Forgetting To Build The Brand

So you are a professional artist.  You are self-employed.  You are the Chief of Production, Finance Manager, HR, President of Marketing & Sales.  You are the Chief Executive.

You wear many hats and that’s just the way you like it.  You like spinning plates; or else why would you be here?

There isn’t anyone who will tell you in the morning that you are late for work or indeed early to clock off, and these are human temptations especially when the sun shines.

The problem

Just like the singing Sirens in ancient Greek mythology, the women whose beautiful singing lures sailors to wreck their ships on the rocks; just so the prospect of lingering a little too long in the deli for another cup of tea, taking time away from making for a tennis match to be had with the folk down at the courts, maybe you might be able to squeeze an hours sailing, a dog walk, cutting the grass, or painting the gate…all beckon!  They are sent to stop you working.

Some of these things are true recreation and are needed in work-life balance like sailing or walking the dog.

But the cutting of the grass, painting of the gate are work which steals your time and had it been used to make art and had you paid an odd job dude to finish these things for you, you would have a healthy net profit.  Finishing the commission, submitting for the next competition or show, or even completing the funding application for that community arts project are all more important than any of these daily life flotsam things which result in no work being done for week after week after week.

Understanding that not all reasons are excuses

You might not have been waylaid by the sirens, you might have lots and lots of good reasons why you have not produced any new work, tweeted any images, written your blog, listed your event, uploaded your new products to your online galleries or simply sate down and painted anything new.

You might say you have a child under the age of five, or that you have been busy building a website or decorating a rental or supporting your teenager through their exams..or this…or that…or whatever.

All valid reasons and good, excellent so you have not been building the brand – you are the boss.  What are you going to do about it?  Are you going to moan about a lack of money (like so many artists), or are you going to work your way into a viable position? Excuses are boring.

Remember; if you treat this like a part-time job, you will only ever have part-time money.

You and your artwork are the brands

Like any business which produces stuff for sale; your artwork needs a brand to support it. In the world of art and artists, the artwork and the artist are the brands.  The artwork on its own will be a tougher sell without you being dynamic, on point and without artwork you can’t very well say you are an artist – well you can but an artist doing what?
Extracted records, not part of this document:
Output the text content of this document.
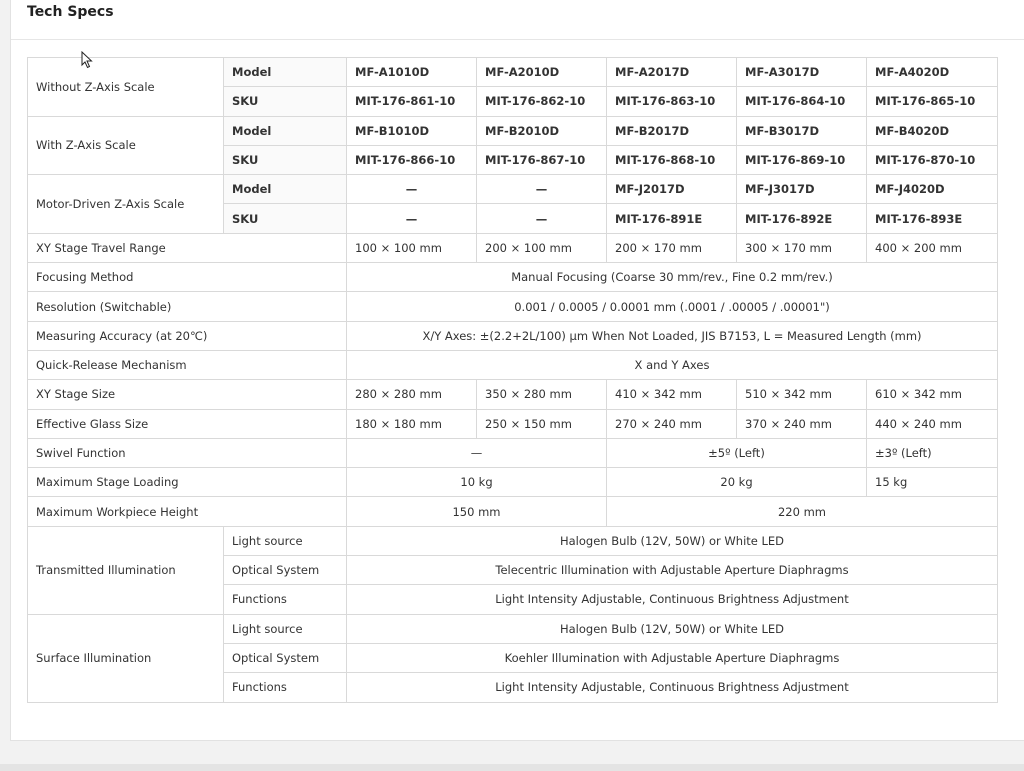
Tech Specs
Without Z-Axis Scale	Model	MF-A1010D	MF-A2010D	MF-A2017D	MF-A3017D	MF-A4020D
	SKU	MIT-176-861-10	MIT-176-862-10	MIT-176-863-10	MIT-176-864-10	MIT-176-865-10
With Z-Axis Scale	Model	MF-B1010D	MF-B2010D	MF-B2017D	MF-B3017D	MF-B4020D
	SKU	MIT-176-866-10	MIT-176-867-10	MIT-176-868-10	MIT-176-869-10	MIT-176-870-10
Motor-Driven Z-Axis Scale	Model	—	—	MF-J2017D	MF-J3017D	MF-J4020D
	SKU	—	—	MIT-176-891E	MIT-176-892E	MIT-176-893E
XY Stage Travel Range		100 × 100 mm	200 × 100 mm	200 × 170 mm	300 × 170 mm	400 × 200 mm
Focusing Method		Manual Focusing (Coarse 30 mm/rev., Fine 0.2 mm/rev.)				
Resolution (Switchable)		0.001 / 0.0005 / 0.0001 mm (.0001 / .00005 / .00001")				
Measuring Accuracy (at 20℃)		X/Y Axes: ±(2.2+2L/100) µm When Not Loaded, JIS B7153, L = Measured Length (mm)				
Quick-Release Mechanism		X and Y Axes				
XY Stage Size		280 × 280 mm	350 × 280 mm	410 × 342 mm	510 × 342 mm	610 × 342 mm
Effective Glass Size		180 × 180 mm	250 × 150 mm	270 × 240 mm	370 × 240 mm	440 × 240 mm
Swivel Function		—		±5º (Left)		±3º (Left)
Maximum Stage Loading		10 kg		20 kg		15 kg
Maximum Workpiece Height		150 mm		220 mm		
Transmitted Illumination	Light source	Halogen Bulb (12V, 50W) or White LED				
	Optical System	Telecentric Illumination with Adjustable Aperture Diaphragms				
	Functions	Light Intensity Adjustable, Continuous Brightness Adjustment				
Surface Illumination	Light source	Halogen Bulb (12V, 50W) or White LED				
	Optical System	Koehler Illumination with Adjustable Aperture Diaphragms				
	Functions	Light Intensity Adjustable, Continuous Brightness Adjustment				
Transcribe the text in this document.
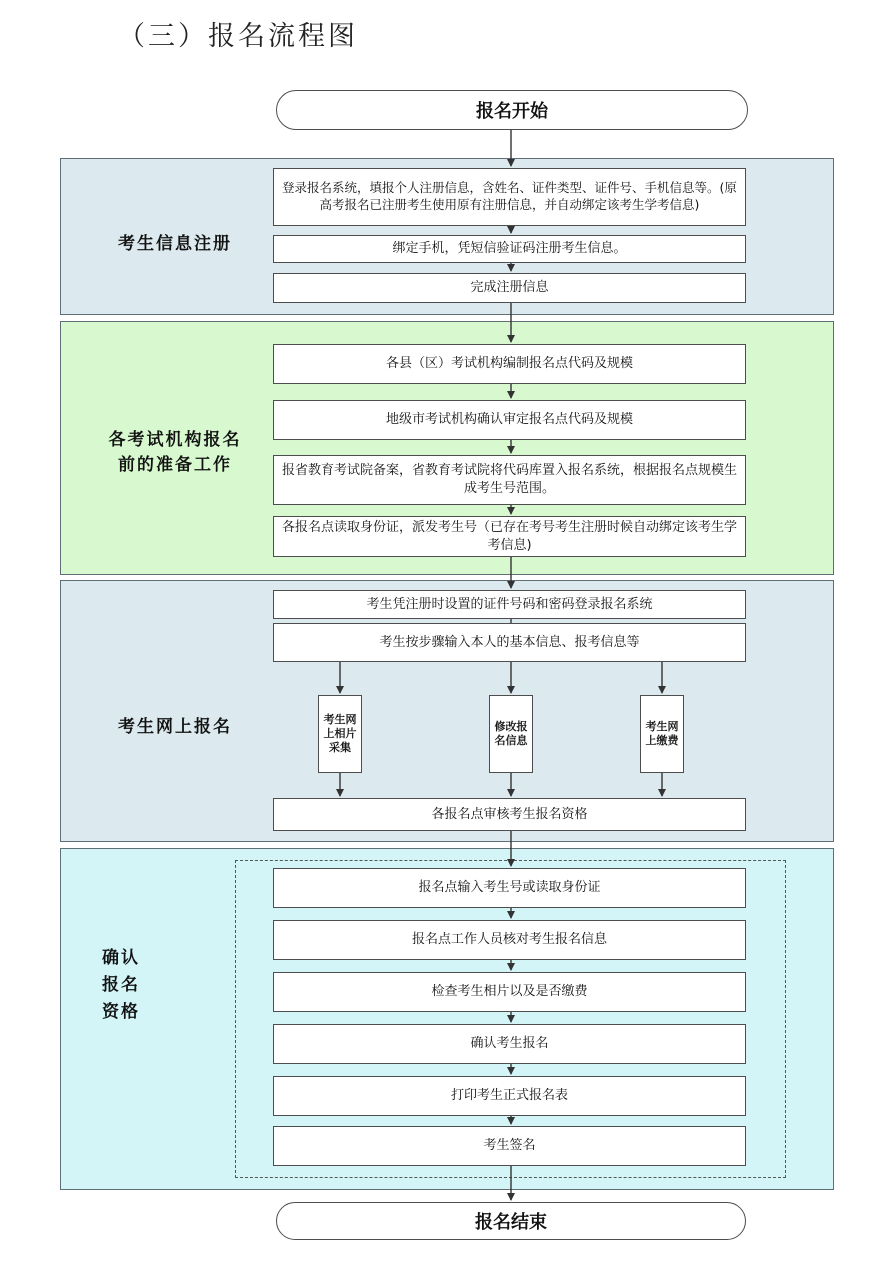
（三）报名流程图
报名开始
考生信息注册
登录报名系统，填报个人注册信息，含姓名、证件类型、证件号、手机信息等。(原高考报名已注册考生使用原有注册信息，并自动绑定该考生学考信息)
绑定手机，凭短信验证码注册考生信息。
完成注册信息
各考试机构报名
前的准备工作
各县（区）考试机构编制报名点代码及规模
地级市考试机构确认审定报名点代码及规模
报省教育考试院备案，省教育考试院将代码库置入报名系统，根据报名点规模生成考生号范围。
各报名点读取身份证，派发考生号（已存在考号考生注册时候自动绑定该考生学考信息)
考生网上报名
考生凭注册时设置的证件号码和密码登录报名系统
考生按步骤输入本人的基本信息、报考信息等
考生网上相片采集
修改报名信息
考生网上缴费
各报名点审核考生报名资格
确认
报名
资格
报名点输入考生号或读取身份证
报名点工作人员核对考生报名信息
检查考生相片以及是否缴费
确认考生报名
打印考生正式报名表
考生签名
报名结束
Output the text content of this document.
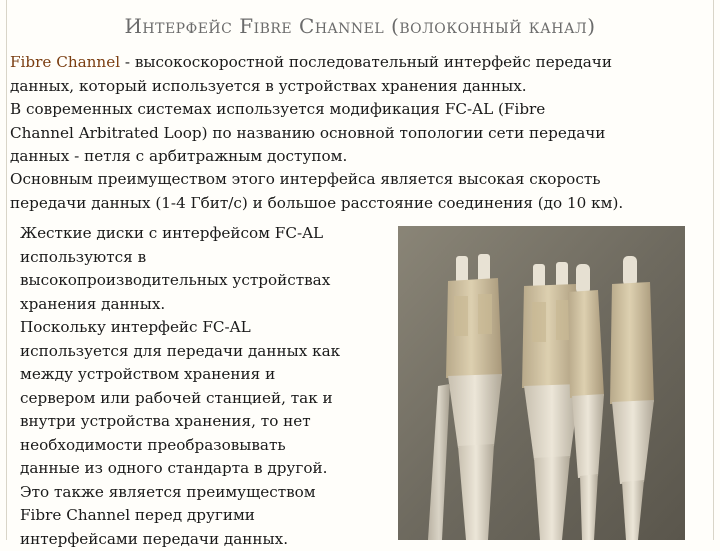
Интерфейс Fibre Channel (волоконный канал)

Fibre Channel - высокоскоростной последовательный интерфейс передачи
данных, который используется в устройствах хранения данных.

В современных системах используется модификация FC-AL (Fibre
Channel Arbitrated Loop) по названию основной топологии сети передачи
данных - петля с арбитражным доступом.

Основным преимуществом этого интерфейса является высокая скорость
передачи данных (1-4 Гбит/с) и большое расстояние соединения (до 10 км).

Жесткие диски с интерфейсом FC-AL
используются в
высокопроизводительных устройствах
хранения данных.
Поскольку интерфейс FC-AL
используется для передачи данных как
между устройством хранения и
сервером или рабочей станцией, так и
внутри устройства хранения, то нет
необходимости преобразовывать
данные из одного стандарта в другой.
Это также является преимуществом
Fibre Channel перед другими
интерфейсами передачи данных.
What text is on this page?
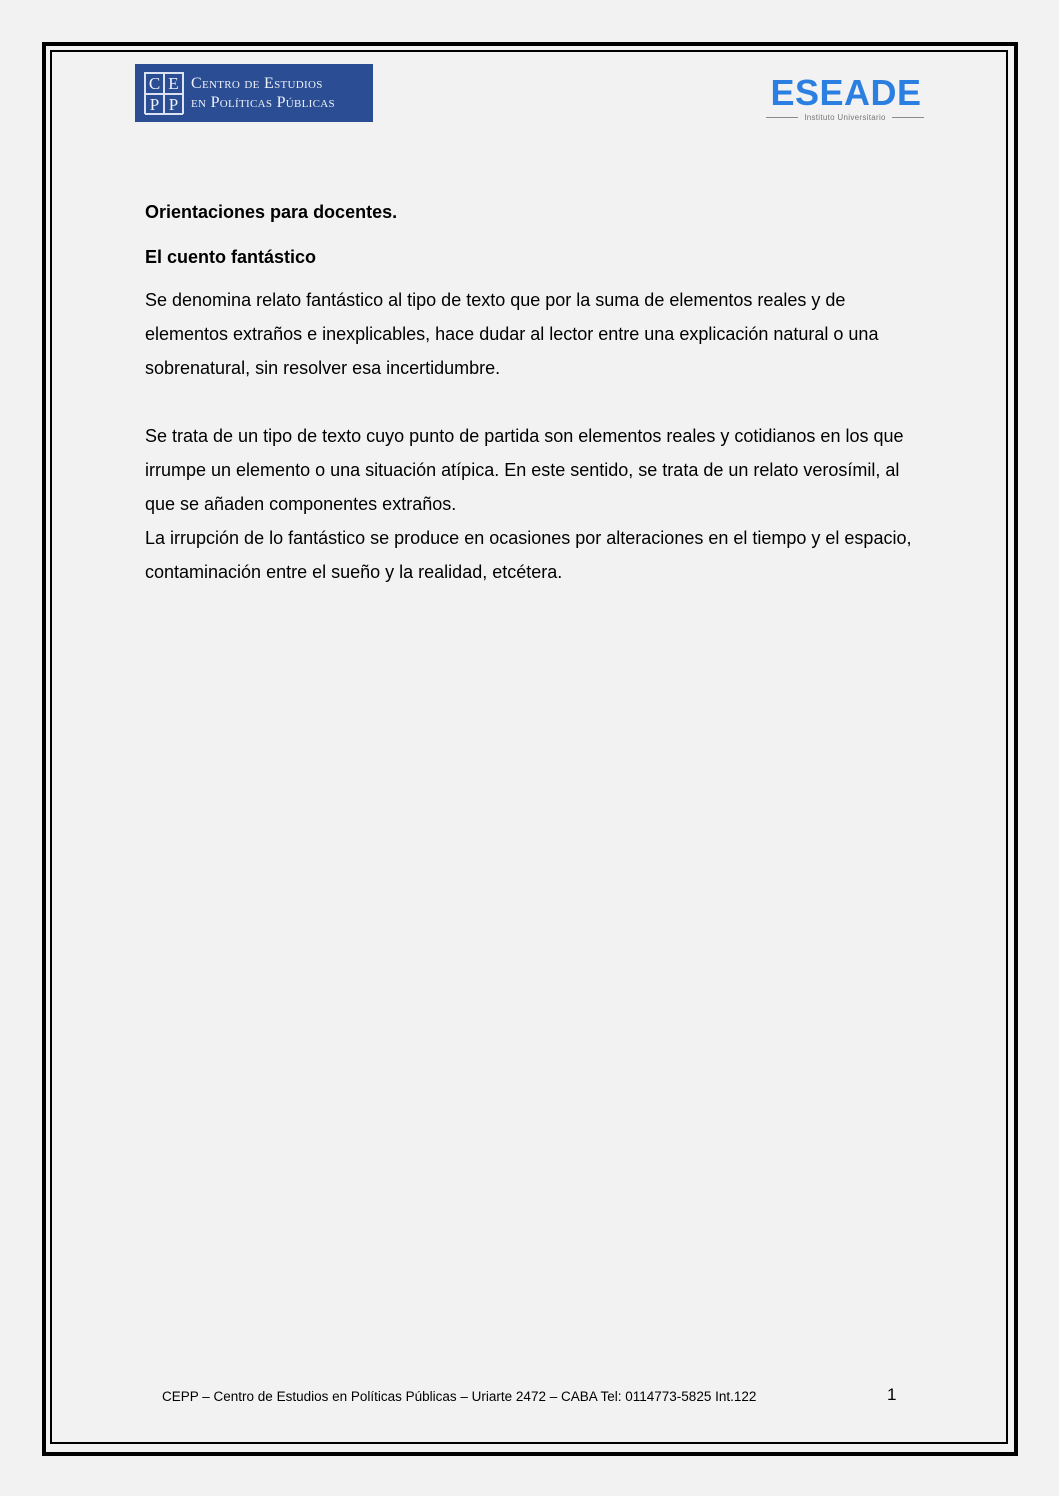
C E
P P
Centro de Estudios
en Políticas Públicas	ESEADE
Instituto Universitario
Orientaciones para docentes.
El cuento fantástico

Se denomina relato fantástico al tipo de texto que por la suma de elementos reales y de elementos extraños e inexplicables, hace dudar al lector entre una explicación natural o una sobrenatural, sin resolver esa incertidumbre.

Se trata de un tipo de texto cuyo punto de partida son elementos reales y cotidianos en los que irrumpe un elemento o una situación atípica. En este sentido, se trata de un relato verosímil, al que se añaden componentes extraños.

La irrupción de lo fantástico se produce en ocasiones por alteraciones en el tiempo y el espacio, contaminación entre el sueño y la realidad, etcétera.

CEPP – Centro de Estudios en Políticas Públicas – Uriarte 2472 – CABA Tel: 0114773-5825 Int.122	1
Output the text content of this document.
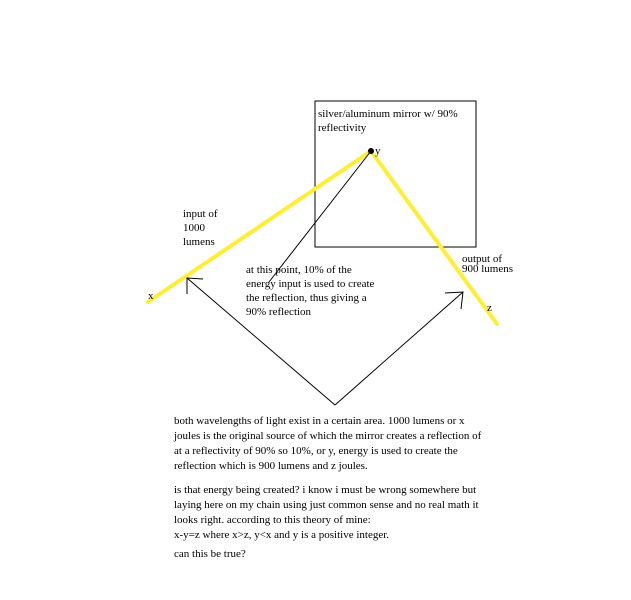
silver/aluminum mirror w/ 90%
reflectivity
y
input of
1000
lumens
x
output of
900 lumens
z
at this point, 10% of the
energy input is used to create
the reflection, thus giving a
90% reflection
both wavelengths of light exist in a certain area. 1000 lumens or x
joules is the original source of which the mirror creates a reflection of
at a reflectivity of 90% so 10%, or y, energy is used to create the
reflection which is 900 lumens and z joules.
is that energy being created? i know i must be wrong somewhere but
laying here on my chain using just common sense and no real math it
looks right. according to this theory of mine:
x-y=z where x>z, y<x and y is a positive integer.
can this be true?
Striking this balance is essential.  When do you need to be out and about sharing your art and when should you be in the workspace making more art?  In your heart, you will know when you have neglected one or other.  There is no room for guilt or recrimination; just get back on the horse and do what has to be done.  That is the word ‘professional’.

What’s in a name?

You need to think about this and decide how you are best represented.  Some artists will use their whole name, some just one name, others will use the name of their studio or house.  In essence, it does not matter the name is purely a vehicle; a brand you can work to strengthen and promote over time.

The name (and logo) will need to be replicated everywhere from business cards to fan pages, pricetags to websites.  Everything needs to reinforce the brand.

Using social tools

With social media these days it is relatively easy for anyone with hard work and diligence to get a social following in the thousands.  This is essential if your reach is to extend beyond you’re the real-world locations of where your art actually is.

With social media, you can promote yourself and your work around the world.  With paid-for advertising, it is also very easy for you to target your work to be seen by folk who like or have an interest in whatever it is that your work depicts.

You can do it organically and free or, you can save time and just pay for that service to be done.  You need to decide what is the best fit for you.  If you have lots of time, do it yourself.  If the time spent tapping a screen means you do not get more artwork made, get someone else to manage this for you and pay them.

Feeding the social animal

Once you have an audience, you need to coax it, nurture it, feed it regularly and talk to it.  Otherwise, it will show signs of neglect and like anything in your care, if you neglect something its probably best if someone else takes care of it.

This means you need to be producing something fresh all the time.  You can share shots or details of works in progress so your followers can see you are hard at work.  You can show finished pieces, you can share good news if your work is now available in a gallery or elsewhere.  But you must feed them at least three times per week.  This is a rule for growing your audience.

Keeping a social record of your progress

In reality feeding the brand by way of social media also provides you a very good benchmark based on your own output which you can measure yourself against in the future in terms of how ‘good’ you feel your work is, to review what you were doing last year and the year before against the new work being produced this year, how many events did you attend?  How many places showed your work?  How many pieces did you sell?

You will know if you are busier this year with your output and you need to be.  Constant improvement is the goal – Kaizen!

Keeping it fresh and new – always

It should not need to be said that if a piece of work has been seen at open studio and maybe two other exhibitions and has still not sold, place it on a wall somewhere where it can be seen by the public and swiftly move on to finishing the new stuff you started when the old one was being framed.

Move on!

In art, there are no Laurels to rest on unless you are dead.